O Carlos, estendido num ramo, redobra de atenção, com a pistola metralhadora pronta a disparar...; tac....tac....tac.... o coração batia-lhe forte, como cavalo em solto galope na pradaria. O suor aumentava-lhe no rosto, o ar rarefazia-se nos pulmões, quando, mesmo por baixo, a uns escassos três, quatro metros, na vertical, o nosso leão, com as patas enterradas na areia, olhava pesadamente para um e outro lado da ribeira, desconfiado. Ouvia-se, nitidamente, a densa respiração da fera, uma bizarma medonha, grande, nutrida.
E agiu, então, como um autómato; a adrenalina tinha-o quase em bloqueio na presença de tão leonina figura! Ensaiou uma duvidosa pontaria na direcção do monstro e disparou uma rajada breve, sem se preocupar com a escolha dos pontos mais vulneráveis. Bastou-lhe divisar a massa enorme do bicho na mira e carregar o gatilho. Era difícil, quase impossível, não acertar, de cima para baixo, àquela distância!
Mas, ao contrário do que pressupunha, aquele não tombou: soltou um urro arrepiante e empreendeu um salto descomunal, embrenhando-se pelo capim alto.
E o nosso jovem manteve-se quieto, mudo e surdo, por uns instantes.

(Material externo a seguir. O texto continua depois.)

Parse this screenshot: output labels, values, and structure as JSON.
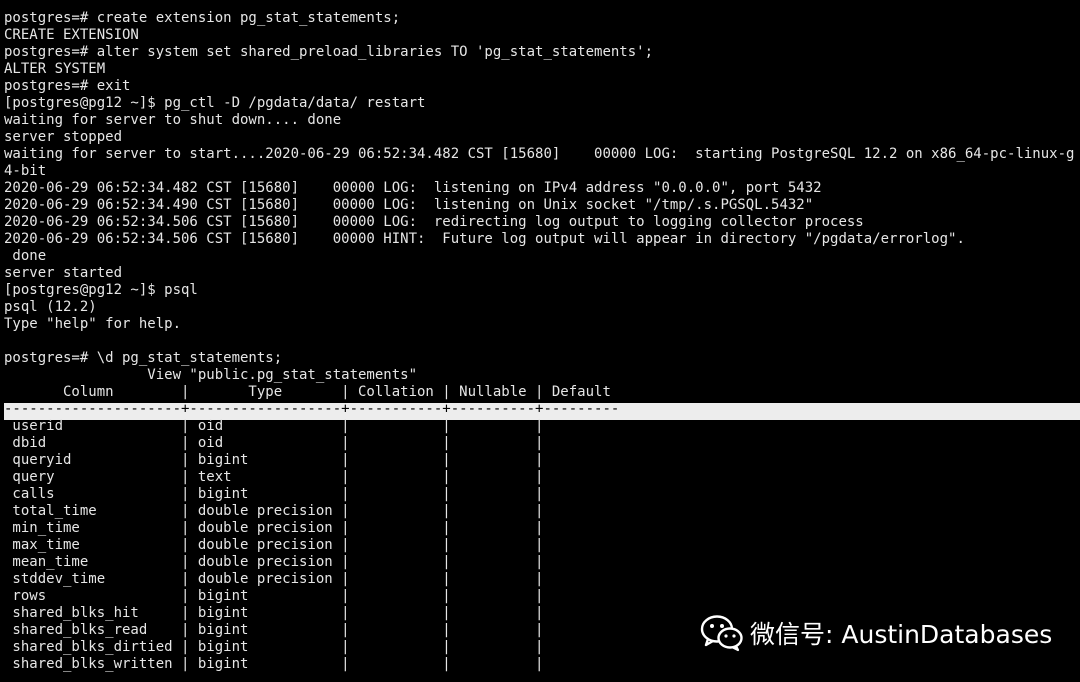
{
  "terminal": {
    "background": "#000000",
    "foreground": "#e6e6e6",
    "lines": [
      "postgres=# create extension pg_stat_statements;",
      "CREATE EXTENSION",
      "postgres=# alter system set shared_preload_libraries TO 'pg_stat_statements';",
      "ALTER SYSTEM",
      "postgres=# exit",
      "[postgres@pg12 ~]$ pg_ctl -D /pgdata/data/ restart",
      "waiting for server to shut down.... done",
      "server stopped",
      "waiting for server to start....2020-06-29 06:52:34.482 CST [15680]    00000 LOG:  starting PostgreSQL 12.2 on x86_64-pc-linux-g",
      "4-bit",
      "2020-06-29 06:52:34.482 CST [15680]    00000 LOG:  listening on IPv4 address \"0.0.0.0\", port 5432",
      "2020-06-29 06:52:34.490 CST [15680]    00000 LOG:  listening on Unix socket \"/tmp/.s.PGSQL.5432\"",
      "2020-06-29 06:52:34.506 CST [15680]    00000 LOG:  redirecting log output to logging collector process",
      "2020-06-29 06:52:34.506 CST [15680]    00000 HINT:  Future log output will appear in directory \"/pgdata/errorlog\".",
      " done",
      "server started",
      "[postgres@pg12 ~]$ psql",
      "psql (12.2)",
      "Type \"help\" for help.",
      "",
      "postgres=# \\d pg_stat_statements;",
      "                 View \"public.pg_stat_statements\"",
      "       Column        |       Type       | Collation | Nullable | Default",
      "---------------------+------------------+-----------+----------+---------",
      " userid              | oid              |           |          |",
      " dbid                | oid              |           |          |",
      " queryid             | bigint           |           |          |",
      " query               | text             |           |          |",
      " calls               | bigint           |           |          |",
      " total_time          | double precision |           |          |",
      " min_time            | double precision |           |          |",
      " max_time            | double precision |           |          |",
      " mean_time           | double precision |           |          |",
      " stddev_time         | double precision |           |          |",
      " rows                | bigint           |           |          |",
      " shared_blks_hit     | bigint           |           |          |",
      " shared_blks_read    | bigint           |           |          |",
      " shared_blks_dirtied | bigint           |           |          |",
      " shared_blks_written | bigint           |           |          |"
    ],
    "highlighted_line": 23,
    "highlight_color": "#ededed"
  },
  "watermark": {
    "icon": "wechat-icon",
    "text": "微信号: AustinDatabases",
    "color": "#ffffff"
  }
}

Veio-lhe, depois, um pensamento derrotista: falhara! E saltou da árvore.
Na areia seca, nem um pingo de sangue e ia cogitando como era difícil não lhe ter acertado!...

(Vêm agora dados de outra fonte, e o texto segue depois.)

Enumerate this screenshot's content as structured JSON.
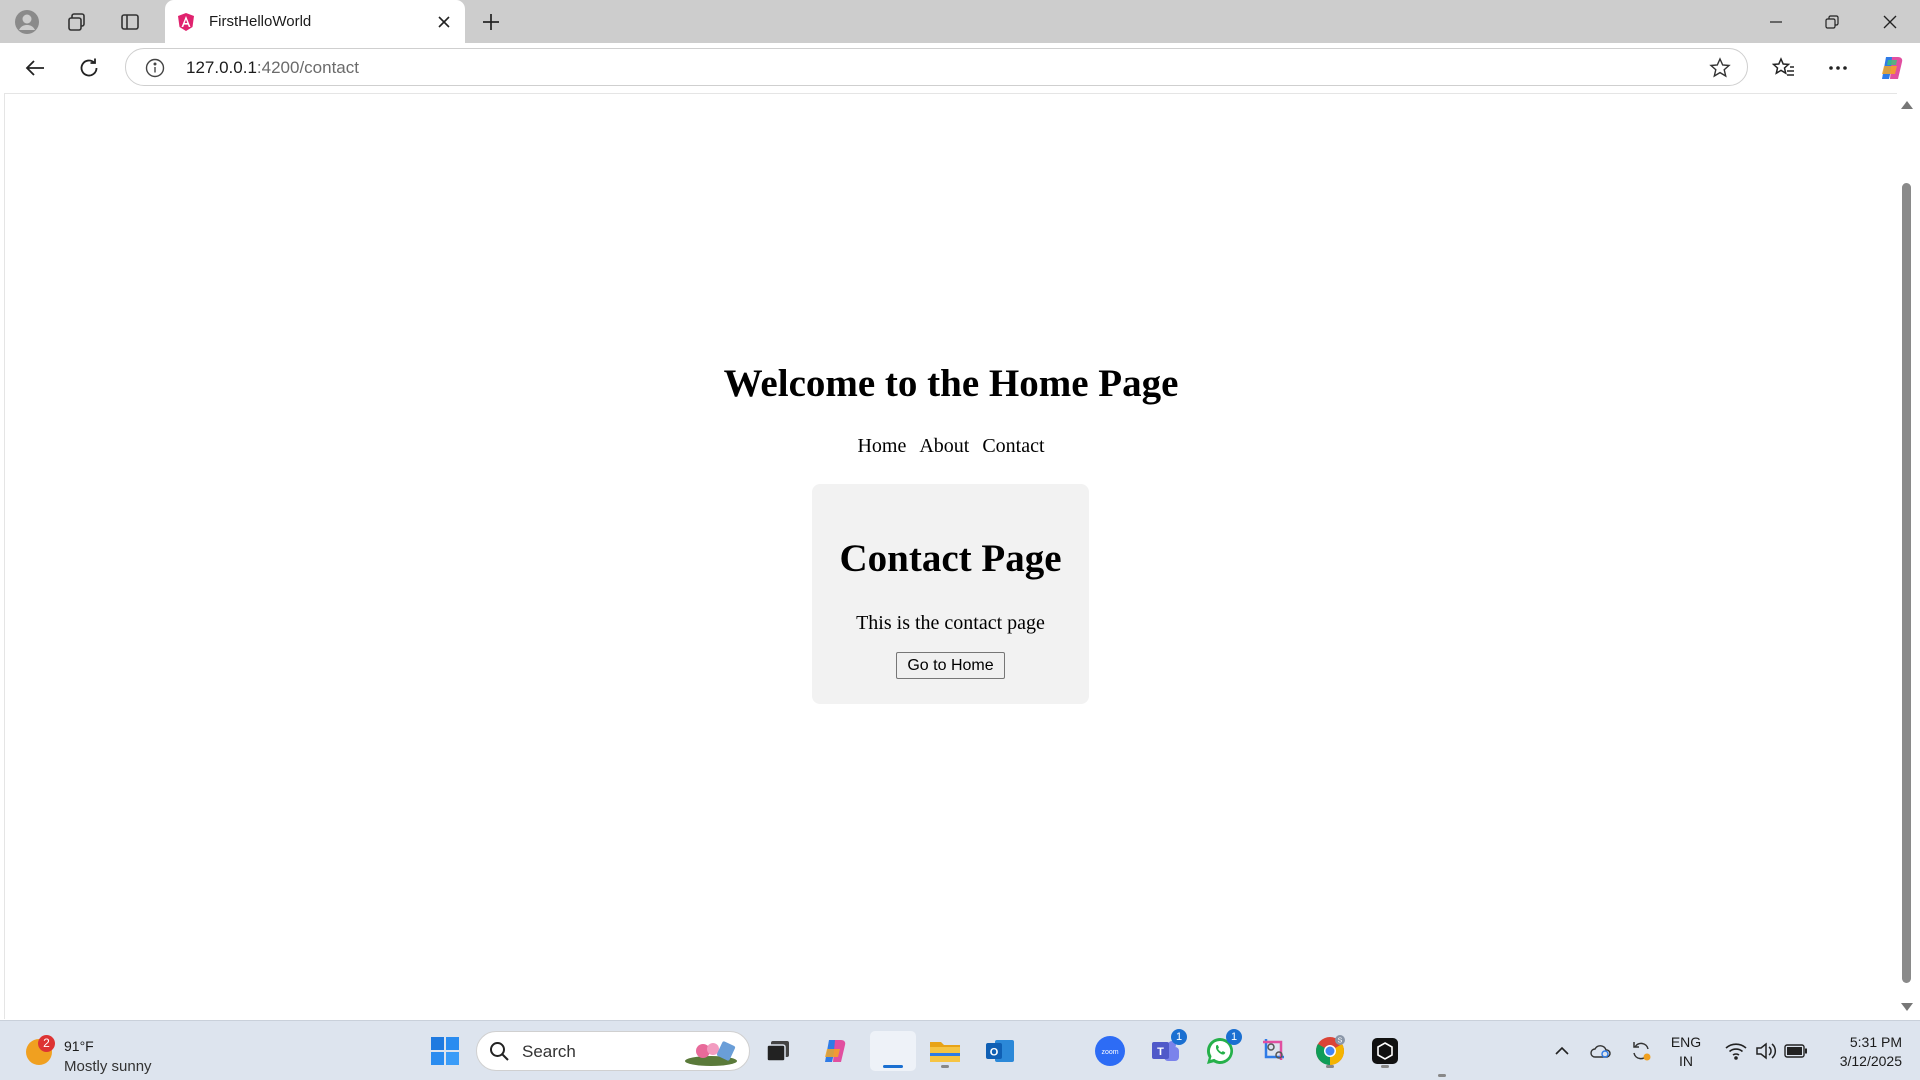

Procurou o Sanica com os olhos, mas o cabo não estava à vista e continuou a remoer no sucedido, quando troaram mais dois tiros de caçadeira.

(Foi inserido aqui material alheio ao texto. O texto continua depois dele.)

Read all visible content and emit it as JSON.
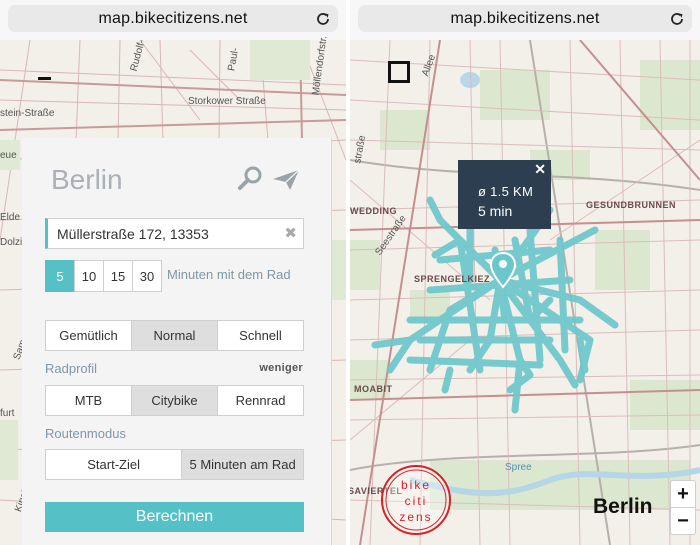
{
  "browser": {
    "left_url": "map.bikecitizens.net",
    "right_url": "map.bikecitizens.net"
  },
  "left_map": {
    "streets": [
      "Storkower Straße",
      "Rudolf-",
      "Paul-",
      "Möllendorfstr.",
      "stein-Straße",
      "eue",
      "Elde",
      "Dolzig",
      "Samariterst",
      "furt",
      "Kinzigstraße"
    ]
  },
  "panel": {
    "city": "Berlin",
    "address": "Müllerstraße 172, 13353",
    "minutes": [
      {
        "label": "5",
        "active": true
      },
      {
        "label": "10",
        "active": false
      },
      {
        "label": "15",
        "active": false
      },
      {
        "label": "30",
        "active": false
      }
    ],
    "minutes_label": "Minuten mit dem Rad",
    "speed": [
      {
        "label": "Gemütlich",
        "active": false
      },
      {
        "label": "Normal",
        "active": true
      },
      {
        "label": "Schnell",
        "active": false
      }
    ],
    "profile_label": "Radprofil",
    "less_label": "weniger",
    "profiles": [
      {
        "label": "MTB",
        "active": false
      },
      {
        "label": "Citybike",
        "active": true
      },
      {
        "label": "Rennrad",
        "active": false
      }
    ],
    "route_mode_label": "Routenmodus",
    "route_modes": [
      {
        "label": "Start-Ziel",
        "active": false
      },
      {
        "label": "5 Minuten am Rad",
        "active": true
      }
    ],
    "calculate": "Berechnen"
  },
  "right_map": {
    "popup": {
      "close": "✕",
      "distance": "ø 1.5 KM",
      "time": "5 min"
    },
    "districts": [
      "WEDDING",
      "GESUNDBRUNNEN",
      "SPRENGELKIEZ",
      "MOABIT",
      "SAVIERTEL"
    ],
    "streets": [
      "Seestraße",
      "Allee",
      "straße",
      "Spree"
    ],
    "logo_lines": [
      "bike",
      "citi",
      "zens"
    ],
    "city": "Berlin",
    "zoom_in": "+",
    "zoom_out": "−",
    "colors": {
      "isochrone": "#6cc7cc",
      "accent": "#55c1c7",
      "popup": "#2c3e50",
      "logo": "#d6202a"
    }
  }
}
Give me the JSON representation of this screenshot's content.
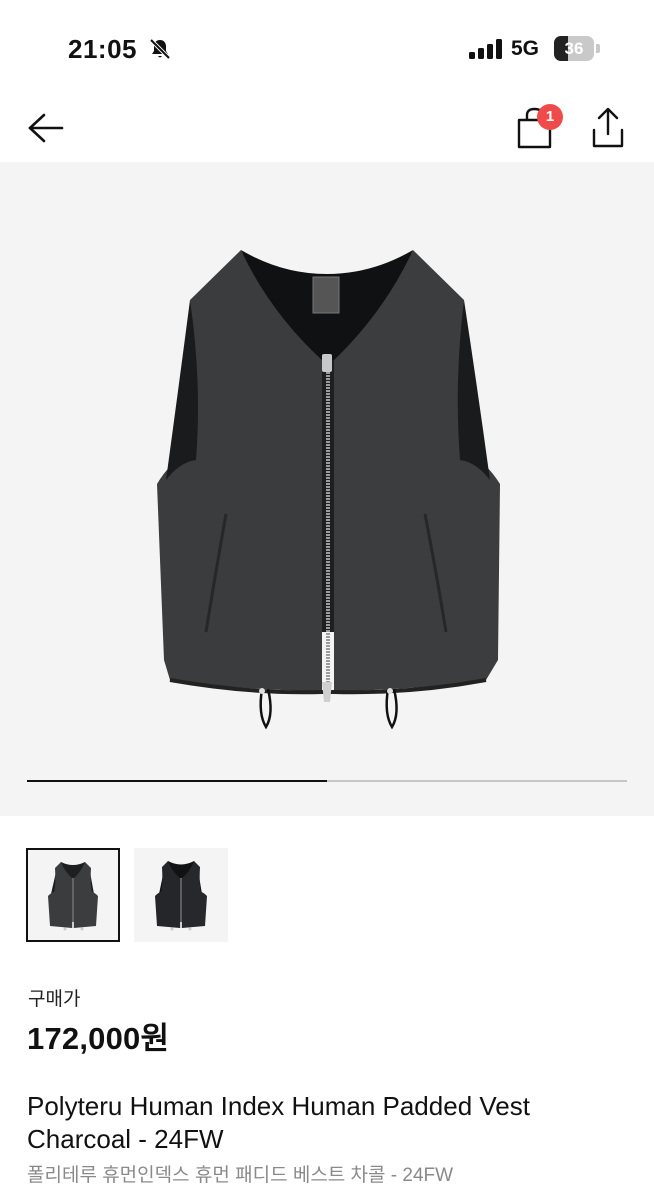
{
  "status_bar": {
    "time": "21:05",
    "network": "5G",
    "battery_level": "36",
    "battery_fraction": 0.36
  },
  "nav": {
    "back_icon": "arrow-left-icon",
    "cart_icon": "shopping-bag-icon",
    "cart_count": "1",
    "share_icon": "share-icon"
  },
  "gallery": {
    "image_count": 2,
    "current_index": 1,
    "progress_fraction": 0.5,
    "thumbnails": [
      {
        "selected": true
      },
      {
        "selected": false
      }
    ]
  },
  "product": {
    "price_label": "구매가",
    "price": "172,000원",
    "title": "Polyteru Human Index Human Padded Vest Charcoal - 24FW",
    "subtitle": "폴리테루 휴먼인덱스 휴먼 패디드 베스트 차콜 - 24FW"
  },
  "colors": {
    "badge": "#ef4b4b",
    "image_background": "#f4f4f4",
    "vest": "#3a3b3c",
    "subtitle": "#8a8a8a"
  }
}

- Senhor, já está! O gajo já morreu, tem ali....o caçador Sacura encontrou caído lá..- , gritava o Sanica, entusiasmado.
- Encontrou caído?! Mas não foi ele quem o matou com aqueles dois tiros? - interrogou o Carlos, já bem mais animado.
- Não, senhor - voltou o cabo - o gajo já estava sofrer p'ra morrer, com tiros de senhor adjunto. Sacura deu tiros para segurar ele, que leão ferido fica perigoso mesmo!....
Começou a desvanecer-se aquela sensação amarga de fracasso, Afinal, acertara-lhe!
Quando chegou, com o cabo, junto do animal moribundo, o Sacura fez questão de lhe mostrar os três pequenos furos com que o Carlos o havia atingido na espádua. Só que, como aquele continuava a explicar, aquela zona do corpo é dura, não dá para matar logo, com balas de 9 mm. Ele, sim, atirara como um bom caçador, bem na cabeça do gigante...e os zagalotes desfizeram-lhe o focinho...
Mas já um verdadeiro festim começara: uns cantavam, outros dançavam, fez-se batuque com o rufar dos tambores, vieram mamanas, vieram catraios, um mar de gente fez circulo em volta do odioso assassino.
O novato Carlos sentia-se com tanta e espontânea lisonja, tanto kuerine, tantos beijos de ousada gratidão que as moçoilas lhe iam depositando na face!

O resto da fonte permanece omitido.